Thursday, June 21, 2018

What Is a Decentralized Autonomous Organization?



A key topic of discussion within the cryptocurrency space is the ultimate implications of cryptocurrency and the underlying blockchain technology. One of the first transformational possibilities shared among the community was the idea of the Decentralized Autonomous Organization (DAO). 

What Is a DAO?
A Decentralized Autonomous Organization represents an environment that handles some function or output in a manner that is entirely self-governing, self-sustaining, and self-fulfilling. The term was first coined in 2013 by Daniel Larimer, creator of BitShares, perhaps the first working example of a DAO. The famous early example was given by former Bitcoin contributor Mike Hearn, who described a future DAO as an autonomous vehicle that seeks out and picks up a passenger, drops them off at their destination, and uses the Bitcoin received from the passenger to recharge at an electricity station, before finding its next passenger.

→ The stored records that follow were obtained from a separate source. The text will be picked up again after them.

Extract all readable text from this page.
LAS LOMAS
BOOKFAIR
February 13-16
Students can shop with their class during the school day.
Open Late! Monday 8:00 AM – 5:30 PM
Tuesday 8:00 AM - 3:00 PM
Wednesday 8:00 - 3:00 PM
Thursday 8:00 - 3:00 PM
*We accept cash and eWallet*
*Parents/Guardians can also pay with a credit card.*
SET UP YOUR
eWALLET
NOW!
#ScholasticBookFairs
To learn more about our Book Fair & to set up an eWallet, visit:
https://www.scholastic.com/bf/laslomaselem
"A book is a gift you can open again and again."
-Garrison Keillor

To put it more broadly, a DAO can represent any form of production or protocol in which the mechanisms for its purpose are carried out automatically, through the use of algorithms and machinery, made possible through an integration of blockchain technology. In contrast to real-world methods of production, a DAO looks like a business in which the job of manager/CEO is replaced completely with an automatic process, and business decisions are left entirely up to the token-holding participants who make up the ecosystem within and around the business.

Current Instances
Perhaps the most widely known Decentralized Autonomous Organization is The DAO, a failed autonomous investment fund launched on the Ethereum network. Due to insecurity, The DAO was hacked soon after its launch, and resulted in the Ethereum Classic fork.

Besides The DAO, there are a number of Decentralized Autonomous Organizations that populate the cryptocurrency space. Alongside BitShares, DASH's development protocol is a DAO. DASH holders vote on projects for the development team to pursue, and the developers are funded via a development pool of DASH that a portion of each block mined goes towards. DigixDAO and Maker are two more examples. Both provide autonomous ecosystems that create and govern stablecoins. Digix's DGD represents digital grams of gold, while Maker's Dai is a tokenized US dollar.

Recent Developments
While the first plans for DAOs utilized the distributed financial ledgers of Bitcoin and other altcoins, the introduction of Ethereum's smart contracts completely expanded the possibilities for DAO structures and entities. Smart contracts enable the algorithm-backed system to encapsulate exponentially more than what was previously imagined.

Finance, medicine, and insurance are three industries that will likely be transformed by such platforms. Each of them faces major externalities that are addressed by an autonomous organization of capital and labor, and initiatives within the cryptocurrency space are already beginning to take on these three sectors.

Future Implications
Several academics and economic theorists are beginning to view Decentralized Autonomous Organizations as capable of enabling a global transition to a post-capitalist society. When implemented correctly, a DAO unifies many of the elements beginning to emerge amidst what many theorists suggest is an ongoing evolution beyond capitalism. These elements include the programmable economy, the token economy, and the sharing economy.

The automation of an entire component of the production function in any output (the manager/CEO organizer) indicates that the DAO can potentially be superior in terms of efficiency when competing with firms in any industry, as the DAO eliminates a major input cost entirely. Perhaps within the next few decades, the DAO could pioneer a transition from a worker/manager relationship to a participant/algorithm one.